All around her in the courtyard, hummocks and lumps of scattered hay shook and shimmered, and a full fifty holder bowmen, covered with hand-fuls of hay and by the woodcrafting Bernard had worked over them, became

vaguely visible. As one, they lifted their great bows and opened fire directly up at the underside of the incoming Knights.

The holders' aim proved deadly, and their attack had taken the mercenaries completely by surprise. Knights Aeris in their armor cried out in sudden shock and pain, and men began to plummet from the skies like living hailstones. The archers stood their ground, shooting, even as the stunned mercenaries began to recover. One of the Knights Aeris who had not been hit began to weave the air into a shield of turbulence, and arrows began to abruptly veer and miss. Amara focused on the man and sent Cirrus toward his windstream. The Knight let out a cry of surprise and fell like a stone.
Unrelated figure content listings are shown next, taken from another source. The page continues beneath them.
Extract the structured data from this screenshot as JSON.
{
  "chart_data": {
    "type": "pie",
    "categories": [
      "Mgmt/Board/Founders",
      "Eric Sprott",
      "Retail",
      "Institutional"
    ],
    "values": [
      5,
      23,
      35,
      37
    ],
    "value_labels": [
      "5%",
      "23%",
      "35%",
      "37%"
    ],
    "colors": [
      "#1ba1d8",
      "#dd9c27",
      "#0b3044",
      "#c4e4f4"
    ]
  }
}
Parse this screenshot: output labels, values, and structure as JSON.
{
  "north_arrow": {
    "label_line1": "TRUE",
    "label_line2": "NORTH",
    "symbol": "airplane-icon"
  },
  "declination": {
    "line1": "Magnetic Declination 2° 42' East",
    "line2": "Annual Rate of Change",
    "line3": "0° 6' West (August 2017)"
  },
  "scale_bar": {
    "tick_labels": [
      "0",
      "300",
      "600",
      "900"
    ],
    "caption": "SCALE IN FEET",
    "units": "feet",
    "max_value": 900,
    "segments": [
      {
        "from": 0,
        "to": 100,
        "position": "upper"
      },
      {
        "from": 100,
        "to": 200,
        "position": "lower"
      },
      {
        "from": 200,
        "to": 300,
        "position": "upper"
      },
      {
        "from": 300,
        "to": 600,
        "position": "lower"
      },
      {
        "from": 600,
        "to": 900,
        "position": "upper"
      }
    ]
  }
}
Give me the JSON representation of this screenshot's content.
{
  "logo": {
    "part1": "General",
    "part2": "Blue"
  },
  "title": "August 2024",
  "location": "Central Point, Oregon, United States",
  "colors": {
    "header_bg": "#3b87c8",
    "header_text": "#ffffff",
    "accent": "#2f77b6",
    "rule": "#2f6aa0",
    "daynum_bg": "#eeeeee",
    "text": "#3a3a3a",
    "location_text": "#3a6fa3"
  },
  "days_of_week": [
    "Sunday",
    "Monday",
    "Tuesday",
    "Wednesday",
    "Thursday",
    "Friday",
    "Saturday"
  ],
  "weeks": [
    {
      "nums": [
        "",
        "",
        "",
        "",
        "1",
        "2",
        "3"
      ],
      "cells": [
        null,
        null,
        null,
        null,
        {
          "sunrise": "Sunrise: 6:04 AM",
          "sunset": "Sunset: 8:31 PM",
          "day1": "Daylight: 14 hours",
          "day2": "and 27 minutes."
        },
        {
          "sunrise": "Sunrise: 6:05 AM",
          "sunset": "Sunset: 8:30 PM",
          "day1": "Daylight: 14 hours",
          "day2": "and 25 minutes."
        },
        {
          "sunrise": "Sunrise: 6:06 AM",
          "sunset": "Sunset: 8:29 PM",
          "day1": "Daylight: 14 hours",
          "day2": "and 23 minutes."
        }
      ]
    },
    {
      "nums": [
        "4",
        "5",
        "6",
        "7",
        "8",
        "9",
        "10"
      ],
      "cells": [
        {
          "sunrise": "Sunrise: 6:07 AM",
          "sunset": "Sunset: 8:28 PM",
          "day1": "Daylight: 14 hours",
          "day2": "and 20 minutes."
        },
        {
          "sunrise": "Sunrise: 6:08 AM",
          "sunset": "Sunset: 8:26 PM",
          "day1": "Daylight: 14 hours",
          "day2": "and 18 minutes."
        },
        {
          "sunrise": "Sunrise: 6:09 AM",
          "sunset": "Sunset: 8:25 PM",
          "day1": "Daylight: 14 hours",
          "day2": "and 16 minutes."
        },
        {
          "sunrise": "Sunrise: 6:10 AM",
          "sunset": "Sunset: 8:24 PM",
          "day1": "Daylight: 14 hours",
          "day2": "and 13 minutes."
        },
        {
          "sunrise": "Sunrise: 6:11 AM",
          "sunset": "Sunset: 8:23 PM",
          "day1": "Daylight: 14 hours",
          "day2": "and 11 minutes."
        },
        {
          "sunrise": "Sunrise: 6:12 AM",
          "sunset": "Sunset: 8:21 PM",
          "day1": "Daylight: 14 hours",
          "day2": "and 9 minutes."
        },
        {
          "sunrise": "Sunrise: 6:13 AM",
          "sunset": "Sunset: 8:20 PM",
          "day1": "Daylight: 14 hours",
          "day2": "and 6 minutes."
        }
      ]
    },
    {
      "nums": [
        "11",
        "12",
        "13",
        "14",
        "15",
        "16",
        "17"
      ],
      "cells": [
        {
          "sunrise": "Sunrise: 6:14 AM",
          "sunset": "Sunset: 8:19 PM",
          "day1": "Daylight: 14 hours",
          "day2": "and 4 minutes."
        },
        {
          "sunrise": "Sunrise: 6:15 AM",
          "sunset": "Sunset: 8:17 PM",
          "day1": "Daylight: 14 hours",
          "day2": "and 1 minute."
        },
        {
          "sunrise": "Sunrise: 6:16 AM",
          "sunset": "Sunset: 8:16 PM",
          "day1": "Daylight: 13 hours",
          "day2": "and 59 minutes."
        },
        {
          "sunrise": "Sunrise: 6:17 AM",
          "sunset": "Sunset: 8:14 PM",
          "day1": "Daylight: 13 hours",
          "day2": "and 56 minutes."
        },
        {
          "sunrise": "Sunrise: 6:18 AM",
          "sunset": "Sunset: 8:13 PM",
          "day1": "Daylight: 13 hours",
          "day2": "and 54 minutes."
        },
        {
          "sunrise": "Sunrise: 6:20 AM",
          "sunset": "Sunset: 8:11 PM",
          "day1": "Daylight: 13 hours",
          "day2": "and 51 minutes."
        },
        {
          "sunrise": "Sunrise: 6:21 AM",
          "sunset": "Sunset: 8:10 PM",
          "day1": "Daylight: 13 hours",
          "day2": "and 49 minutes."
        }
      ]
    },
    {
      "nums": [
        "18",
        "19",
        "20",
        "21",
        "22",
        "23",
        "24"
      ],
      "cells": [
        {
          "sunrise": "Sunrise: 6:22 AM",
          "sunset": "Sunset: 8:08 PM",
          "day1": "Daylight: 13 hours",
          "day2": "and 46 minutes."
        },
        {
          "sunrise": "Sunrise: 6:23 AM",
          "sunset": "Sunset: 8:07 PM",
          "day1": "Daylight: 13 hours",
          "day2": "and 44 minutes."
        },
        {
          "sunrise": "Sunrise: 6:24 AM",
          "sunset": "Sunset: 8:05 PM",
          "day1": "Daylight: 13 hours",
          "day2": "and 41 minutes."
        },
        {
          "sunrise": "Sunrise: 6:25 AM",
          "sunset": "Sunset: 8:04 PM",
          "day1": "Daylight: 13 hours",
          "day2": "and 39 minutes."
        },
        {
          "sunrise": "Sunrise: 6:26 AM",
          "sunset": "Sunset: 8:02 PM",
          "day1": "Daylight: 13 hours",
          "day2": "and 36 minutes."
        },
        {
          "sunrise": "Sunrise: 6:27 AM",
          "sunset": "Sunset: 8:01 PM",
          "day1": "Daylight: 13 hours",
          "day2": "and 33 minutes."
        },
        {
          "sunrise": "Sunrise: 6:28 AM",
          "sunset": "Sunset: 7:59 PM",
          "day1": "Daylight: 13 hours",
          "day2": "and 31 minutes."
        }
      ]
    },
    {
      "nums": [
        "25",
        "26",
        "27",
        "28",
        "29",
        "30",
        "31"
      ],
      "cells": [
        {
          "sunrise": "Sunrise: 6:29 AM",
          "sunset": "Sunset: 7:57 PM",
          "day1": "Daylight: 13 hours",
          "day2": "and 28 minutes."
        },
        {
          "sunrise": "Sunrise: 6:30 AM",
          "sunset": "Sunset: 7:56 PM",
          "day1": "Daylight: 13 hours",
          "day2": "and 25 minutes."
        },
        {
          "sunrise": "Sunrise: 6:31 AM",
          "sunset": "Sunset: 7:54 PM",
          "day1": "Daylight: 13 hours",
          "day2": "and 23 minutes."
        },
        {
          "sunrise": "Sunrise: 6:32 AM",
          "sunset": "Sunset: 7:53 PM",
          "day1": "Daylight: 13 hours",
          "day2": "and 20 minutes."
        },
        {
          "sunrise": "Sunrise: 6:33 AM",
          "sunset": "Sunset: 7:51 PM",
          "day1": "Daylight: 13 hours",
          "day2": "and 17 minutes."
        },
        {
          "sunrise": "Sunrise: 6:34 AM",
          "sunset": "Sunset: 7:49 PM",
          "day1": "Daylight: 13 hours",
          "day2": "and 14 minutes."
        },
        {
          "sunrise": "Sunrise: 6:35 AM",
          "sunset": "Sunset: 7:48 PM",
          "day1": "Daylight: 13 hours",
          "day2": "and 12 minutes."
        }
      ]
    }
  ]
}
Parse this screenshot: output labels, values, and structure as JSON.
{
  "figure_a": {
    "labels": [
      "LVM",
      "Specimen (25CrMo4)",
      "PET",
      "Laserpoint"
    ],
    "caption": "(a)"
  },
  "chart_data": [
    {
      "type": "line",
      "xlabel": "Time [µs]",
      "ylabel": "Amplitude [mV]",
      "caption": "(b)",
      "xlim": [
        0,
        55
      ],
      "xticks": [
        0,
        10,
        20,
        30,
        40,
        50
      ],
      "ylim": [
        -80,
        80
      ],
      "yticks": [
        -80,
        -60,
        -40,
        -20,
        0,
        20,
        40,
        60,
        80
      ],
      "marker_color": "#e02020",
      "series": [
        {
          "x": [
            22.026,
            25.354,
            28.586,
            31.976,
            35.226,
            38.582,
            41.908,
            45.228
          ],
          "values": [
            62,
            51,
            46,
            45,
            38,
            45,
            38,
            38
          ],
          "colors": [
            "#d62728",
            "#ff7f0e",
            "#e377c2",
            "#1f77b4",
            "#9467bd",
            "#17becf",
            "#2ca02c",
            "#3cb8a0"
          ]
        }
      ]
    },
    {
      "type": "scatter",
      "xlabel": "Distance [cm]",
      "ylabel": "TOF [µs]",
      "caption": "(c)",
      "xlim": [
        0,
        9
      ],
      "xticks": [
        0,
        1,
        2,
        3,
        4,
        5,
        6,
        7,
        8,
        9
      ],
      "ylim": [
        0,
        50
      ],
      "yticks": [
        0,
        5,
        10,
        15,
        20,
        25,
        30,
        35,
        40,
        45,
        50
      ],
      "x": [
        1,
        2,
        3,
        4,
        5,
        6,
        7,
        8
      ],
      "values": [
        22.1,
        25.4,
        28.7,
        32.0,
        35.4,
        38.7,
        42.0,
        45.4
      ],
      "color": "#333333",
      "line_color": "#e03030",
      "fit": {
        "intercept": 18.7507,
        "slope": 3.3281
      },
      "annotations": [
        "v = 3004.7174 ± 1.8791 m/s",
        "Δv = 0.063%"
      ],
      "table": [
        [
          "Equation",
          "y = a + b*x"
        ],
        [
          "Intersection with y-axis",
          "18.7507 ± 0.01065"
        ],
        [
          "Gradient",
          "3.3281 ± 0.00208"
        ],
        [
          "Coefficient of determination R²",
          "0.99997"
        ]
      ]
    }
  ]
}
The second and third litters listed and began to spin out of control toward the ground, while injured and surprised bearers struggled to keep them from simply dropping. The first litter, though one of its bearers had taken an arrow through the thigh, made it through the withering cloud of arrow fire, though it had to veer to one side, and dropped onto the roof of one of the barracks on the opposite side of the courtyard.

Knights Aeris began to swoop and dive toward the courtyard, attacking, and though the holders' archery had done well when the Knights had not been prepared to face it, the air shortly became a howling cloud of shrieking furies, rendering the holders' arrows all but useless.